As a two-laptop user who attaches to corporate LANs and public high-speed networks in hotels, I just love the idea of having all packets dropped until someone sends "shave & a haircut!" - then letting them in for a bit.
It would certainly be better than my current approach - using ethernet addresses (maclist in Shorewall! :-) to allow ftp and http etc to my linux box.
Redundancy is good; triple redundancy is twice as good! - Me.
Seems vulnerable to traffic analysis, as someone mentioned you don't use a combination lock that sends packets all over the world. People will want more complicated sequences, but it will take more time to send them and they may have to resend due to TCP packets coming in different order. But even so anybody on your network or the server's network should be able to see what's going on, how secure is that? And if the server ever responds to your ip from any port then you likewise hosed.

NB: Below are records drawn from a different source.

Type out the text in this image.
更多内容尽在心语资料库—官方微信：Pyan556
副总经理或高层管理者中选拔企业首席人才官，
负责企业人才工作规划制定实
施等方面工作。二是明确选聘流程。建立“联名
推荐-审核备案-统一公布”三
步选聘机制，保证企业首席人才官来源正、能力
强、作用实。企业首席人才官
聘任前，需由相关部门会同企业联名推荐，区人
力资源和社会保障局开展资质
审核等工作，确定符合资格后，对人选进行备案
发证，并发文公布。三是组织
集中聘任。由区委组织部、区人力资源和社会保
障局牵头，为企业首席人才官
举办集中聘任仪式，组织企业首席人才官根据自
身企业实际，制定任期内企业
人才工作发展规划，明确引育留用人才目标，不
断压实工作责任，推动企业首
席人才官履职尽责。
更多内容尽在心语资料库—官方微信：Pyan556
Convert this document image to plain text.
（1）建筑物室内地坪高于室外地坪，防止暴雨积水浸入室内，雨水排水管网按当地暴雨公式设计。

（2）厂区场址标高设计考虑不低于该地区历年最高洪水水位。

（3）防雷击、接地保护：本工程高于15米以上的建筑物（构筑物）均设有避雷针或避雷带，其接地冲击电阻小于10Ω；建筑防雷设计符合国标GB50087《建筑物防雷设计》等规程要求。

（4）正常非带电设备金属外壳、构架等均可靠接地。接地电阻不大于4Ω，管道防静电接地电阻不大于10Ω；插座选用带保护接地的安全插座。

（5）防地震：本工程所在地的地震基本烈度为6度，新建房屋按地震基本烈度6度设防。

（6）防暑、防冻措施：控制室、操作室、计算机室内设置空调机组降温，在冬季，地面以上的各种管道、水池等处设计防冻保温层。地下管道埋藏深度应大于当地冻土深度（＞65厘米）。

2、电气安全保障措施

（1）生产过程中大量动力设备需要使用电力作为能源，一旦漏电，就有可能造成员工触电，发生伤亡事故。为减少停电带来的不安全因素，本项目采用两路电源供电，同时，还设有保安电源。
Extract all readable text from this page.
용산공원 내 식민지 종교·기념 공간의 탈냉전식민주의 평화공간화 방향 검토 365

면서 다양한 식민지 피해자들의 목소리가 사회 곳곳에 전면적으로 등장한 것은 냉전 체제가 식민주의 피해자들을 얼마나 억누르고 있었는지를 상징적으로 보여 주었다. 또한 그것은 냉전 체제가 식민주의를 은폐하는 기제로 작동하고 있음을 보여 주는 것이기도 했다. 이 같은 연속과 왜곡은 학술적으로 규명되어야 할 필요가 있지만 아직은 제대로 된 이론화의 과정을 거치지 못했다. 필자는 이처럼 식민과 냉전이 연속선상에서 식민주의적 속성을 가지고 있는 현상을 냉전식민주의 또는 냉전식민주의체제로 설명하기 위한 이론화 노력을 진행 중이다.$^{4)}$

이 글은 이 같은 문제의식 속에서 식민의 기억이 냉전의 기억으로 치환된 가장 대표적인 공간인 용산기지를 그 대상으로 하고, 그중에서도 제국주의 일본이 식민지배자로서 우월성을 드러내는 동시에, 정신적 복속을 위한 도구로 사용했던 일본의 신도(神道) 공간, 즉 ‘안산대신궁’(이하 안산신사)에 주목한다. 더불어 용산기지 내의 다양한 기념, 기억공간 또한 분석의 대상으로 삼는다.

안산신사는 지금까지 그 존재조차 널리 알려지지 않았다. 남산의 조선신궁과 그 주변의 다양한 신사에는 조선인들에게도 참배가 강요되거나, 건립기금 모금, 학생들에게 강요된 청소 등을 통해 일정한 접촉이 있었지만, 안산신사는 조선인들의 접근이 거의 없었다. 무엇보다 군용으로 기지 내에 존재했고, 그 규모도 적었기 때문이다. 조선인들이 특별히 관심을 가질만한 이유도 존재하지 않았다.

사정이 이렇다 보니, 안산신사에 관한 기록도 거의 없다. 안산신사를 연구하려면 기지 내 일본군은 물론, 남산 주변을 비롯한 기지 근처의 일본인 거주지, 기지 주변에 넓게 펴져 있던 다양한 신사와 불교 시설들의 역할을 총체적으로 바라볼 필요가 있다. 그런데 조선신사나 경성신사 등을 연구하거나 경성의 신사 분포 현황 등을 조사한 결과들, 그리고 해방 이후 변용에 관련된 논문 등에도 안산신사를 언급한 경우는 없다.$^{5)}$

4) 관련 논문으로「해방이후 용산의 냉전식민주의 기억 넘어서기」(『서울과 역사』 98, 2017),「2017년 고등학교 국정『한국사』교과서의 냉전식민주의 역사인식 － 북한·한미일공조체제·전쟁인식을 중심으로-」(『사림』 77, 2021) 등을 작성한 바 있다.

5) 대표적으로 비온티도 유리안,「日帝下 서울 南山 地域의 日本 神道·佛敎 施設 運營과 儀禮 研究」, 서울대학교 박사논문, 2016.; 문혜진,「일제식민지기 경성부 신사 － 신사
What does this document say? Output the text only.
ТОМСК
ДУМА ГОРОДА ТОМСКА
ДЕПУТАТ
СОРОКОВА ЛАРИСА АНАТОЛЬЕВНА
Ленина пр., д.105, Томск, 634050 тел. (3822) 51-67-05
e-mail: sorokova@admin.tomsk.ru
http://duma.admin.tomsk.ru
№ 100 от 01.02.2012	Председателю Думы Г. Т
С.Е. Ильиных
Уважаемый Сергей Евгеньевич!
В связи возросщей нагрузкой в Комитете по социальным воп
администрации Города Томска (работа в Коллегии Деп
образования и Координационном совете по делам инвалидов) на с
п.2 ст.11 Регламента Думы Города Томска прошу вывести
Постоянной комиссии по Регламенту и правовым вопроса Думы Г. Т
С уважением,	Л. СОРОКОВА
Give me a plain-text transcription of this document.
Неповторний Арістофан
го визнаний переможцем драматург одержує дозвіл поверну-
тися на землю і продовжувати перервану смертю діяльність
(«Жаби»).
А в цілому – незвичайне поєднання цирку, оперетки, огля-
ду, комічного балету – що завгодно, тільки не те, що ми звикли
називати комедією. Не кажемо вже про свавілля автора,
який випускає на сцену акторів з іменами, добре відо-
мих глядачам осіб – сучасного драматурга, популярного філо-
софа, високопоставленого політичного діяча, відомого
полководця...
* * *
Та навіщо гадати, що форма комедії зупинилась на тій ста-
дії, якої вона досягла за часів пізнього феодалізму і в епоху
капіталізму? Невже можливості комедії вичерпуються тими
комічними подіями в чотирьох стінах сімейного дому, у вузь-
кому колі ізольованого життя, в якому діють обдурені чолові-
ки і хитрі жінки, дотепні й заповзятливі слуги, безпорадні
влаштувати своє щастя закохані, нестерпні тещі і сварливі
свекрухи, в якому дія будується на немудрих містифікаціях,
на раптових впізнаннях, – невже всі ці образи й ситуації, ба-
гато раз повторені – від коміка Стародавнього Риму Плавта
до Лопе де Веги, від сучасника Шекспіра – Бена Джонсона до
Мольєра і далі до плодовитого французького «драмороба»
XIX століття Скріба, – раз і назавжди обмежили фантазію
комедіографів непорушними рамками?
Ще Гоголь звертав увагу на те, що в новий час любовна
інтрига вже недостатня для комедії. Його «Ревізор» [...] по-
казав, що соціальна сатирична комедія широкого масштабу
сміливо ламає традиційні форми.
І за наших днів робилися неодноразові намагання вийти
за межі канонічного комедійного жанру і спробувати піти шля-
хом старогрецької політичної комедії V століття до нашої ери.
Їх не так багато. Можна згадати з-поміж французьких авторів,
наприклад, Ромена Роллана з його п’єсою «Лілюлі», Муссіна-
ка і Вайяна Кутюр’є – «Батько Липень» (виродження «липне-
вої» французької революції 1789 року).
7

On the other hand this does seem to be an interesting way to one-way send information to the server. I was thinking of playing solitaire using Bruce Schneier's algorithm using a port for each card of a deck.
IANA cypherpunk, but there seem to be a number of ways to treat the set of all closed ports as a numerical space that would be interesting for encrypted communications.
For example you could convert a one-time pad, a private key, or a set of communication channels into a list of port numbers. For a short message at least, you could send with pretty good security (although the list of ports, if not their hash values, would be known to the outside world).
To me this knocking stuff sounds like it only *reduces* security and provides lots of interesting clues to men in the middle. The intriguing part seems to be that you can send a good deal of information through a large number of half-connections in parallel, but this may have already been tried by other people. Of course if the message is simple enough that a single ping to a single prearranged port number is enough to convey it, then you would seem to have a pretty strong system though its existence would certainly be uncovered sooner or later. But if this became popular I suppose the advantage would be in being able to assign certain ports to prearranged values, both for encryption purposes and also to reduce the amount of data you actually need to send.